Learning losses are significant in countries reporting losses through descriptive statistics. For example, in Bangladesh, literacy and enumeration rates for adolescent girls have declined by more than 6 percent (Amin et al 2021). In India, the proportion of 3rd grade children in public schools who can do simple subtraction fell from 24 percent in 2018 to just 16 percent in 2020, and the proportion of those who could read 2nd grade text fell from 19 percent in 2018 to 10 percent in 2020. 2020 (ASER 2021a). In Pakistan, the proportion of children in grades 1-5 who can read a story has dropped from 24 percent in 2019 to 22 percent in 2021 (ASER 2021b). There is a reported loss of tuition at one college in Sri Lanka (Sayejan and Nithlavarnan, 2018). In Uganda, the percentage of students who are proficient in English and numeracy fell by 5 percent in 2021, and
13 percent compared to 2018 (NAPE 2021). In Canada, grades 2 and 3 reading scores dropped by 4–5 points (Georgiou 2021). In the Republic of Korea, the scores of medical students have dropped significantly (Kim et al., 2021).

Consulting firm McKinsey provides more information in its report “How COVID-19 Caused a Global Learning Crisis.” (April 2022). Here is a chart showing the patterns of school closures around the world.

The McKinsey authors describe global patterns as follows:

  • High-performing, relatively high-achieving pre-COVID-19 systems where students can be one to five months behind due to the pandemic (e.g. North America and Europe where students are four months behind on average) .
  • Low-income systems struggling before the pandemic, with very low learning rates before COVID-19, where students can be three to eight months behind due to the pandemic (e.g. Sub-Saharan Africa where students average six months of schooling ). behind).
  • Pandemic-hit middle-income systems with moderate pre-COVID-19 learning where students can be nine to 15 months behind (e.g. Latin America and South Asia where students are on average 12 months behind).

These changes may seem minor, but they are there. For example, imagine for a moment how much it would cost if, on average, each student completed the equivalent of an additional year of academic study after graduation. For politicians involved in education reform, such an outcome would be like angels singing. Now let’s consider an alternative where, on average, students are half a year or a year behind.

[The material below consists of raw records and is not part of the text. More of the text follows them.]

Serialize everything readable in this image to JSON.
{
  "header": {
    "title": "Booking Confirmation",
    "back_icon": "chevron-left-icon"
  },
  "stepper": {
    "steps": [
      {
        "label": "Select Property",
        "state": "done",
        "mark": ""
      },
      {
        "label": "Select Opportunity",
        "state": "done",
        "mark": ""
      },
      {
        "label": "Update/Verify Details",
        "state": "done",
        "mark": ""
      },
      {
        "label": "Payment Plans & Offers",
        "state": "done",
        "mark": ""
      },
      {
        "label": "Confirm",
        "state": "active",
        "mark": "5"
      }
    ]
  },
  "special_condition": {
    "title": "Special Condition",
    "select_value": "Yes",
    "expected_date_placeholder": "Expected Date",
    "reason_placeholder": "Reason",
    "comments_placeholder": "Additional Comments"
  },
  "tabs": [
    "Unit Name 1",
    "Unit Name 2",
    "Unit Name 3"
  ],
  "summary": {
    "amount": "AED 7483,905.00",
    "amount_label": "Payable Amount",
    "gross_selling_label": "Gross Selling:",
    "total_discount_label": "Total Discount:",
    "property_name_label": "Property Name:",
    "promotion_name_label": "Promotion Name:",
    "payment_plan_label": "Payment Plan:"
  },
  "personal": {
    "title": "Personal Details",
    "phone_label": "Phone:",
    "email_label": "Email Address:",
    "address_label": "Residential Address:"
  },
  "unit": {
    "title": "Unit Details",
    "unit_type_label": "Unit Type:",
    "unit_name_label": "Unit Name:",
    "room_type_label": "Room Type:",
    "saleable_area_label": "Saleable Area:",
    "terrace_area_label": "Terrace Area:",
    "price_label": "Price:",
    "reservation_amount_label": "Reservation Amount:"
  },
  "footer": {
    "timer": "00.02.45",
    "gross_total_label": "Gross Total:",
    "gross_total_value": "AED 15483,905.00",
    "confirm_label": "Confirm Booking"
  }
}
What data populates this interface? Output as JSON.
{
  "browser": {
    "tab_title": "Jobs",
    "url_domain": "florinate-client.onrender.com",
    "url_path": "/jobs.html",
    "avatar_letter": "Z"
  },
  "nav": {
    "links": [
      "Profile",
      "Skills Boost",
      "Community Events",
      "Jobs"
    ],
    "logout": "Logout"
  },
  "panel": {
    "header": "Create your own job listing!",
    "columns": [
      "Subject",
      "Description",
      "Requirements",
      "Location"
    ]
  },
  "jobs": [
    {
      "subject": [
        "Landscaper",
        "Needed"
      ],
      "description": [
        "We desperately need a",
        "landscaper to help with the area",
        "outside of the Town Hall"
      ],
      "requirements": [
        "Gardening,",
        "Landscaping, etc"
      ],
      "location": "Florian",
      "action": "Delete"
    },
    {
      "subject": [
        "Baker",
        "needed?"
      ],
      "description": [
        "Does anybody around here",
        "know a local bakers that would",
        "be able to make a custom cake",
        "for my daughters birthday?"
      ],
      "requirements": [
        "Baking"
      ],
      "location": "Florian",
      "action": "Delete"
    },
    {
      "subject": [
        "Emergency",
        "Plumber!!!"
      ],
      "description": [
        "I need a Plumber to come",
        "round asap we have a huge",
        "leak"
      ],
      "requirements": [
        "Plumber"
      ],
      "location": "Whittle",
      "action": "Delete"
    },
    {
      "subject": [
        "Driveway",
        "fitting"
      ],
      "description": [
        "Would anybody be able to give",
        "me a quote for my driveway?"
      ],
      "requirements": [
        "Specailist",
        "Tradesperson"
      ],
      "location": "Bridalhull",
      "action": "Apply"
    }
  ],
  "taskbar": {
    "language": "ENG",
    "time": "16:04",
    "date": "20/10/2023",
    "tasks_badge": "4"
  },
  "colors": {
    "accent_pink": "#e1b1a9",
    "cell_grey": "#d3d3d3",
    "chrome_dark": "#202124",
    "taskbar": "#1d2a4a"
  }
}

The learning losses associated with the pandemic should be viewed as a national disaster with an aggressive response that goes far beyond the return of children to face-to-face education. Curricula need to be adjusted because many students will not be ready for what they are usually taught. There should be plans and funding for longer study days and summer sessions over the next few years, especially for students who were already falling behind even before the pandemic. Small group tutoring and in-person tutoring is one method that seems to help students catch up, and such programs are drastically expanding to include volunteers from retirees to parents, college and high school students who can work both in person and and on-line, it is very necessary. But my sullen, negative-minded smirking self suspects that we are simply going to deal with the challenges of the learning loss pandemic without drastic changes, and this will be a costly and long-term mistake.

Interested readers can also check out a review article that discusses these and other studies. in Economist magazine (July 7, 2022).